Oxidative DMA Damage and Genetic Instability in Models of Intestinal Tumor Development It is well-established that oxidative DMA damage can cause mutations that have been implicated in tumor development. During the previous program project support period, we exploited isogenic yeast strains to determine the relationships between those pathways involved in removal/repair of oxidative DMA damage and those pathways that tolerate its presence in the genome via DNA polymerase-mediated translesion synthesis and recombination leading to genetic instability. In addition, we have established that the chronic presence of unrepaired DNA damage causes a "stress adaptation" response that leads to an increase in intracellular ROS accompanied by further increases in genetic instability and a host of physiological changes similar to the cancer cell phenotype. In project 2, we will further define the relevance of the DNA damagemediated ROS/genetic instability response within the context of it being a driver of small- and large-scale genomic rearrangements in both yeast and mammalian cells. We will also determine the relationships among oxidative DNA damage, DNA repair and genetic instability activities during various stages of tumor development in a mouse colon cancer system where mitochondrial- and Nox-mediated generators of ROS have been activated. We will also continue our collaborative studies to further elucidate the connections between oxidative mtDNA damage, mtDNA genetic instability and those systems that respond (or fail to respond) to such damage. The specific aims of this project are designed to exploit yeast to rapidly identify key ROS mediators of genetic instability and to define the nature of abnormal chromosomal changes caused by ROS as a result of DNA damage caused by exogenous and endogenous agents. The results of the yeast studies will be used to focus attention on similar relationships that we hypothesize will exist during the development of mammalian colon tumors where increasing intracellular ROS functions as a driver (via oxidative DNA damage) of small- and large-scale genomic changes, from point mutations to chromosomal aberrations, including amplifications, deletions, and non-reciprocal translocations. The results of these studies should provide a picture of the extent to which ROS functions as the mediator of genetic instability during colon tumor development in mammalian intestinal cells.
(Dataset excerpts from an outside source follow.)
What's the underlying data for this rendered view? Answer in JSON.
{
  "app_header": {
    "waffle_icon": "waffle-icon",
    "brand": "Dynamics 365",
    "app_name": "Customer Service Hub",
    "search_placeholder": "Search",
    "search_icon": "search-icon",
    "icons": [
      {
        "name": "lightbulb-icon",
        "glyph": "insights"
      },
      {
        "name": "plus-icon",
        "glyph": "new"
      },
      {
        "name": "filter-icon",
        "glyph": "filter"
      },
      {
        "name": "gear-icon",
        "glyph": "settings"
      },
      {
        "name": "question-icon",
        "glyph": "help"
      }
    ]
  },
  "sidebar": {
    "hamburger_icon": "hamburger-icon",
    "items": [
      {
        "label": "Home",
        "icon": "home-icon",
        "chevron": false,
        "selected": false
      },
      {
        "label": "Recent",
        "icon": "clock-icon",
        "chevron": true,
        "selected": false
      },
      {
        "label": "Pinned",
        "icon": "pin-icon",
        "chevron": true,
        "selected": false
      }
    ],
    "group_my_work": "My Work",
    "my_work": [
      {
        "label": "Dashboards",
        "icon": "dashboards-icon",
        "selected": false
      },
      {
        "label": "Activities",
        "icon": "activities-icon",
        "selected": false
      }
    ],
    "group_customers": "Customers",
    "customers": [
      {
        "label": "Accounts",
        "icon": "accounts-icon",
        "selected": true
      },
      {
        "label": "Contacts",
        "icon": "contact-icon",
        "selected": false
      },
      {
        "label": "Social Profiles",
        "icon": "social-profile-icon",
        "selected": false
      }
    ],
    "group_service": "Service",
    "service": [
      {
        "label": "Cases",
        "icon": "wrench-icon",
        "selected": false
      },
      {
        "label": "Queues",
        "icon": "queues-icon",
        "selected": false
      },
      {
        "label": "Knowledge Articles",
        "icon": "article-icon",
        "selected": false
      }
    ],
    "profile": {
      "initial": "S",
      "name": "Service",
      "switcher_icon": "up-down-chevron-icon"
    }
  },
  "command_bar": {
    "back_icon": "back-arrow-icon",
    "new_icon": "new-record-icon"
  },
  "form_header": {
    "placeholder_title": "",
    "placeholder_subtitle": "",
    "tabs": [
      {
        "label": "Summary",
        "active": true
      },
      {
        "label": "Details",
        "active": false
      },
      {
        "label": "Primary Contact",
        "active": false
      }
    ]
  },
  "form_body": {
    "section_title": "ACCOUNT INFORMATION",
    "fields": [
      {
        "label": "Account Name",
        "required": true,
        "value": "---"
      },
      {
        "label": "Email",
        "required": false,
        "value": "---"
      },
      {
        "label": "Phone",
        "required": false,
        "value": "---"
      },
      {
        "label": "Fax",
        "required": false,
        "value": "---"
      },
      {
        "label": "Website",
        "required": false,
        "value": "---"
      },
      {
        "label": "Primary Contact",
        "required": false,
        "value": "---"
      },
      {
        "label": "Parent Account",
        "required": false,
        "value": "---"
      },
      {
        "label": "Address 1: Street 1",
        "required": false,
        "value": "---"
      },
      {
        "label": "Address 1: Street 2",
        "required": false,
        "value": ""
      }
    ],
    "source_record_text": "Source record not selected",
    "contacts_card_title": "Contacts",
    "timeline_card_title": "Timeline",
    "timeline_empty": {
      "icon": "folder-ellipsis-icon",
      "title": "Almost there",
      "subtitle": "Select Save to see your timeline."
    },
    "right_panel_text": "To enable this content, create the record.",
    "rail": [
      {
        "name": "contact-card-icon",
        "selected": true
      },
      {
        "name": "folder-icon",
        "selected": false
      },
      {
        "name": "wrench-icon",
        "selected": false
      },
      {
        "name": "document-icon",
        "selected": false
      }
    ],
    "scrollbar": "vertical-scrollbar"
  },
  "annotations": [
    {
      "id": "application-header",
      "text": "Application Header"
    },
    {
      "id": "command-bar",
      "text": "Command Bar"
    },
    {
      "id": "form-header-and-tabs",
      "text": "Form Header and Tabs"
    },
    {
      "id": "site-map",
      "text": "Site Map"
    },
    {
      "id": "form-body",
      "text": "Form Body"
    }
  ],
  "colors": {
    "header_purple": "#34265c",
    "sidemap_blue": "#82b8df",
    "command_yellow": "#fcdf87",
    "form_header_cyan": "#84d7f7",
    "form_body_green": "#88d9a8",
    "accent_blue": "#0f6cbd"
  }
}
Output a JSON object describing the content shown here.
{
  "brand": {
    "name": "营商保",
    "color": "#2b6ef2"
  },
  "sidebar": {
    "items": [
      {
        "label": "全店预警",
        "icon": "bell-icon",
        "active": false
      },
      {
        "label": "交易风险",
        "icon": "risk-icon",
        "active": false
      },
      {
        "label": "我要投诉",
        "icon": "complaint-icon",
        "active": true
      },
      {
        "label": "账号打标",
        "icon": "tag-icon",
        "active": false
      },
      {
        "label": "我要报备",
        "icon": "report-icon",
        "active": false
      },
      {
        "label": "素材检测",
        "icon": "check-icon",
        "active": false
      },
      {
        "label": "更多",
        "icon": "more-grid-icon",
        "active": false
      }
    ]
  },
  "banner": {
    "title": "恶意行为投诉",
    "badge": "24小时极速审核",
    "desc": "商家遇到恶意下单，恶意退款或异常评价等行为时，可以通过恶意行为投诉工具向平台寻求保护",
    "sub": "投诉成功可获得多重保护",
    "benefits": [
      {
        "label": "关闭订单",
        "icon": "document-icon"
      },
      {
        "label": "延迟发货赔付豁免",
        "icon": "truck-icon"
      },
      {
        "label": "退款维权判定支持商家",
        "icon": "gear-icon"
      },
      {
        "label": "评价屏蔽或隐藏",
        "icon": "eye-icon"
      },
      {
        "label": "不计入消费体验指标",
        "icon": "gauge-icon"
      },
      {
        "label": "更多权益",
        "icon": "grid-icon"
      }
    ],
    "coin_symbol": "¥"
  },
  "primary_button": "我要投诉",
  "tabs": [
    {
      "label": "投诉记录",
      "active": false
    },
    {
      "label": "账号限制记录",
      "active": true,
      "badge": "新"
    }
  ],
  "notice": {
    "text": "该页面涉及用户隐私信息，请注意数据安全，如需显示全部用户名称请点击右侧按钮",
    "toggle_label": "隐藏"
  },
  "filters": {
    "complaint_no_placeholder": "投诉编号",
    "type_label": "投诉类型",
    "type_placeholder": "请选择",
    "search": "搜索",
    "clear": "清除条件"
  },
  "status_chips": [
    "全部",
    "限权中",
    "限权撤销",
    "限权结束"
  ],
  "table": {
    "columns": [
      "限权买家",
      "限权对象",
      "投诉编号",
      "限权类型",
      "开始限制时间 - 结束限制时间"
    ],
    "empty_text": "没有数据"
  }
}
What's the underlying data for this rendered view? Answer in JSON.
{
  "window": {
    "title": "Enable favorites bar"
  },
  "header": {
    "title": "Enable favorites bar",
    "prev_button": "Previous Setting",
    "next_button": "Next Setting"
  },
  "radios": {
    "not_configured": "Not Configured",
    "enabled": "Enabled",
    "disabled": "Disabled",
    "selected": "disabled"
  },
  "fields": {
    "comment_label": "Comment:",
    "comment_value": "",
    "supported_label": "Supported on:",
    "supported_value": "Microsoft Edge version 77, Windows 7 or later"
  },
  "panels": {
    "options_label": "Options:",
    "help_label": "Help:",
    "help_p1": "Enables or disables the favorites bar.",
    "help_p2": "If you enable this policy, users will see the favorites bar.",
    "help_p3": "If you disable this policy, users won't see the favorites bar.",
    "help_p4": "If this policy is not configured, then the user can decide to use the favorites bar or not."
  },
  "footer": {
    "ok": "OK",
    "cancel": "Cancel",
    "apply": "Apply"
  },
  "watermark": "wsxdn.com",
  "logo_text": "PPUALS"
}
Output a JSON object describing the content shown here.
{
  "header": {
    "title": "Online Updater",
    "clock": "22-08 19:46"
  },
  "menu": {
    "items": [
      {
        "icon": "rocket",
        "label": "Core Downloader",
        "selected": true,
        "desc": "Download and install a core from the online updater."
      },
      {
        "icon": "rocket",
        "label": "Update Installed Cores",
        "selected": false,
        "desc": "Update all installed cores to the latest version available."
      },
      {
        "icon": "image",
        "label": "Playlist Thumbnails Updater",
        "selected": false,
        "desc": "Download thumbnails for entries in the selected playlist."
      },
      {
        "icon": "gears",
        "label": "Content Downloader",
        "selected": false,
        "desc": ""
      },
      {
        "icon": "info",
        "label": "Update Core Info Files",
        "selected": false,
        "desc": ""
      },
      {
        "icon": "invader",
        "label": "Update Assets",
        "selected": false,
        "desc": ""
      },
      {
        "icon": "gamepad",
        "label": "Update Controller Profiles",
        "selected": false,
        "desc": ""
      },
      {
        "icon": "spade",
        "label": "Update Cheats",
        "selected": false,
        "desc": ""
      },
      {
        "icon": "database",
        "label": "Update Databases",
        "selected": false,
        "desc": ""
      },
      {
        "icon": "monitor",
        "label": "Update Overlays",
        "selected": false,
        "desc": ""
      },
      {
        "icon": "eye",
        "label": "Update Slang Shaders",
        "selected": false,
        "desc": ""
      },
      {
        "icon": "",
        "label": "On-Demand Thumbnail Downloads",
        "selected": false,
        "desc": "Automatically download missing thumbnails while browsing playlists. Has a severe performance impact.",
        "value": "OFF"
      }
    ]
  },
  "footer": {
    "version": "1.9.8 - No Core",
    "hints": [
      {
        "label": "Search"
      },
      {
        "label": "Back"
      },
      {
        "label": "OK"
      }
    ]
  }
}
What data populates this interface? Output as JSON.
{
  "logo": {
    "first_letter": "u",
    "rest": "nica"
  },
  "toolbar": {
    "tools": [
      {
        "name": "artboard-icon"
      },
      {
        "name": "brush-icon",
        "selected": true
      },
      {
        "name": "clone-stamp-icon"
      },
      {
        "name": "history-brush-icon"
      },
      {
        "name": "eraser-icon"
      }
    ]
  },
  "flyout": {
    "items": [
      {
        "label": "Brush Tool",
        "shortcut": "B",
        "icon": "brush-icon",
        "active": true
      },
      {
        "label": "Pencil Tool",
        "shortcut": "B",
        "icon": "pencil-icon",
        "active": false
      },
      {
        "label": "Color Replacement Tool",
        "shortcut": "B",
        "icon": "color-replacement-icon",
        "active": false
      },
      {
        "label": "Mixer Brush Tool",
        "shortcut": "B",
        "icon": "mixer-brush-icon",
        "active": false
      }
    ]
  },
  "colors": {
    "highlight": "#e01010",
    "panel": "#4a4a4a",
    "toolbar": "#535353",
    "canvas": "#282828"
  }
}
肠肿瘤发展模型中的氧化 DMA 损伤和遗传不稳定性 众所周知，氧化 DMA 损伤可导致与肿瘤相关的突变 发展。在之前的项目支持期间，我们利用同基因酵母菌株 确定参与去除/修复氧化 DMA 损伤的途径之间的关系 以及那些通过 DNA 聚合酶介导的跨损伤耐受其在基因组中存在的途径 合成和重组导致遗传不稳定。此外，我们已经确定，慢性 未修复的 DNA 损伤的存在会引起“应激适应”反应，从而导致 细胞内活性氧伴随着遗传不稳定性的进一步增加和一系列生理变化 与癌细胞表型相似。在项目2中，我们将进一步定义DNA损伤介导的相关性 ROS/遗传不稳定性反应是小规模和大规模的驱动因素 酵母和哺乳动物细胞中的基因组重排。我们还将确定关系 肿瘤各个阶段的氧化DNA损伤、DNA修复和遗传不稳定性活动之间的关系 小鼠结肠癌系统的发育，其中线粒体和 Nox 介导的 ROS 发生器 已被激活。我们还将继续合作研究，以进一步阐明其中的联系 氧化 mtDNA 损伤、mtDNA 遗传不稳定性和那些做出反应（或未能反应）的系统之间 响应）这样的损害。 该项目的具体目标是利用酵母快速识别关键的 ROS 介体 遗传不稳定性并定义由 ROS 引起的异常染色体变化的性质 外源性和内源性因素引起的 DNA 损伤。酵母研究的结果将被使用 将注意力集中在我们假设在开发过程中存在的类似关系 哺乳动物结肠肿瘤，其中细胞内 ROS 的增加作为驱动因素（通过氧化 DNA 小规模和大规模的基因组变化（从点突变到染色体畸变）， 包括扩增、缺失和非互易易位。这些研究的结果应该 提供了 ROS 在结肠过程中作为遗传不稳定性介质的程度的图片 哺乳动物肠道细胞中的肿瘤发展。